“Exactly. Has the trial started yet?”
“They’re picking the jury. Maybe they’ll start it tomorrow. Or the day after.”
“You’ll be one of the first witnesses, I’d say. That right?”
“I’m under subpoena. The prosecutor wants me to tell about the arrest. What I saw.”
“So you’ll be in Albuquerque,” Leaphorn said. “I know you’re on leave but I think you ought to go see the Ji kid. See what he’ll tell you. See if he saw anything.”
“I was planning to do that,” Chee said.
“Unofficially,” Leaphorn said. “Not our case, of course.” There was a pause. “And get that telephone fixed.” Chapter 21
THE ADDRESS LEAPHORN had given him for the Ha residence was in the opposite direction from the Tagert address. But Tagert’s house wasn’t far from the university campus and Chee made the detour. He had a hunch he wanted to check.
It was a single-story, brick-fronted house on the lower end of the middle class?the sort of house history professors can afford if they are frugal with their grocery buying. Chee parked on the street, walked up the empty driveway, and rang the bell. No answer. He rang it four times. Still no answer. Then he walked across the yard and peered through the garage window. It was dirty, but not too dirty for Chee to see a red Corvette parked inside and beyond it a white Oldsmobile sedan.
The Ha residence was neat, standing out for its tidiness in a weed-grown neighborhood which was on the upper end of the lower class. There was no car in the driveway, but as Chee parked his truck at the curb, an elderly blue Chevy sedan pulled up beside the carport. The boy sitting beside the young woman who was driving was Taka Ji.
They started their talking in the driveway, Chee leaning on the sedan door, the boy standing stiffly facing him, and Miss Janice Ha, the driver, standing beside Taka?a silent, disapproving observer.
“I was the officer who made the arrest out there that night,” Chee told the boy. “I saw you driving your father’s car. I was in the police car you met just before you turned off the pavement toward Ship Rock.”
Taka Ji simply looked at him.
“Now we know some more,” Chee said. “We know you’re the one who painted those rocks. It might help us catch the man who shot your father if you tell me what you saw.”
Janice Ha put her hand on the boy’s shoulder. “I think we should go inside,” she said.
The front room of the house was almost as small as Chee’s own cramped lodgings?but there was space in it, between the two front windows, for a shrine. The shrine featured a foot-tall plaster statue of the Blessed Virgin in her traditional blue-and-white robes looking down serenely at two small candles and two small pots of chrysanthemums. A woman who reminded Chee of a smaller, slightly older, and female version of Colonel Ji was sitting on the sofa beside it.
She was Thuy Ha, and she bowed deeply to Chee when Janice Ha introduced him.
“Taka’s father was my mother’s younger brother,” Janice Ha explained. “Her English is not yet good. It was a long time before we could get her released by the Communists. She joined us only last year.”

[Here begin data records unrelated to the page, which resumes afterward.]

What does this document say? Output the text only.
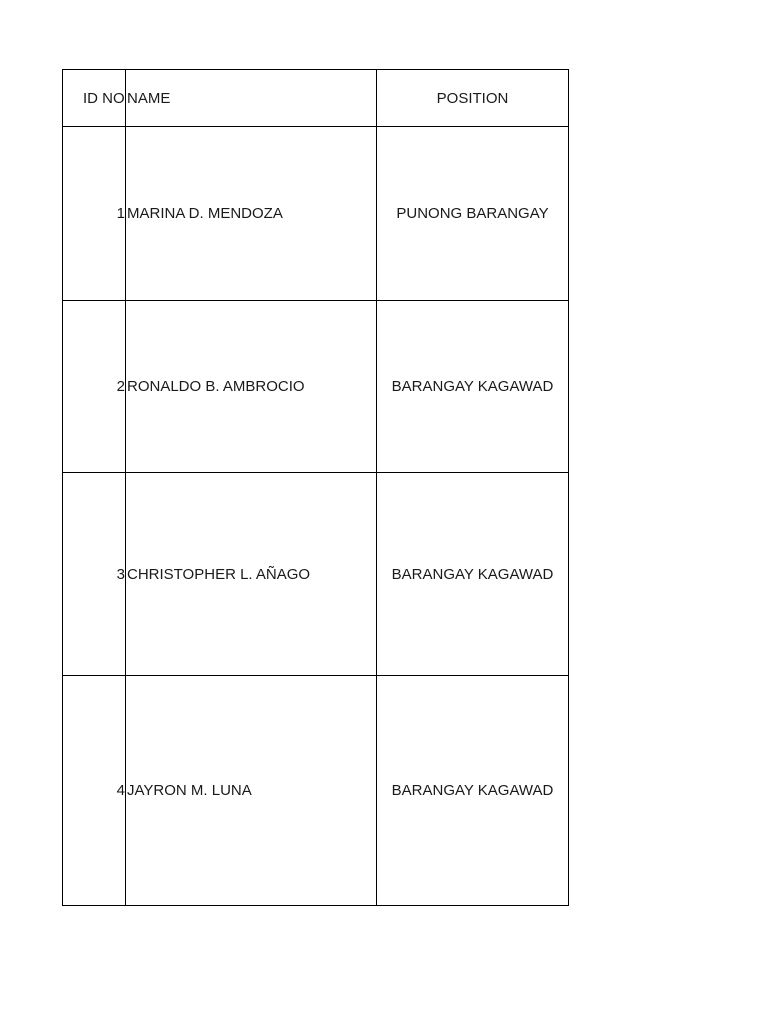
ID NO	NAME	POSITION
1	MARINA D. MENDOZA	PUNONG BARANGAY
2	RONALDO B. AMBROCIO	BARANGAY KAGAWAD
3	CHRISTOPHER L. AÑAGO	BARANGAY KAGAWAD
4	JAYRON M. LUNA	BARANGAY KAGAWAD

“I hate to intrude at this bad time,” Chee said. He looked at Taka Ji. “But I think Mr. Ji here might be able to help us.”
Janice spoke to the woman?translating Chee presumed?and Thuy Ha said something in response. “She said he will help you any way he can,” Janice Ha said.
The older woman spoke again, a longer statement this time. The girl responded briefly and the older woman responded. Her voice sounded angry.
“Mrs. Ha asked me to tell you that the Communists killed Colonel Ji,” Janice Ha said. She looked embarrassed. “She said I should tell you Colonel Ji worked faithfully for the Americans, and made many enemies because of that, and the Communists sent someone all the way over here to America just to kill him.”
The woman was watching Chee intently.
“Would you ask her if she knows who might have done it?”
Janice Ha translated. Mrs. Ha spoke a single word.
“Communists,” Janice Ha said.
Taka Ji broke the brief silence that followed that.
“I didn’t see very much,” he said. “It was getting dark, and the storm was coming.”
“Just tell me what you saw,” Chee said.
First he had heard a car. He had climbed down from the ladder and was sitting on the sand beside it, looking at the blown-up photograph of the rocks, deciding exactly where he should add the next section of paint. He had heard the engine of a vehicle, revving up, driving in very low gear, coming in closer to this formation than vehicles usually come. He had folded up the ladder and put it out of sight. Then he had hidden himself. But after a while he heard voices, and he climbed up to where he could see what was going on.
“There were three people. They had left the truck, or whatever it was, parked back behind some of those junipers on the slope. I could just see the roof. And three of them were walking toward the formation. Not toward me, but more toward the west. At first I thought it was one man and two women because one was larger than the other two. But then I saw when they got a little closer that one of them was a real thin old man.”
“Ashie Pinto?”
“Yes,” Taka Ji said. “I saw his picture in the Farmington Times that Sunday, after he was arrested. It looked like the man who killed the policeman.”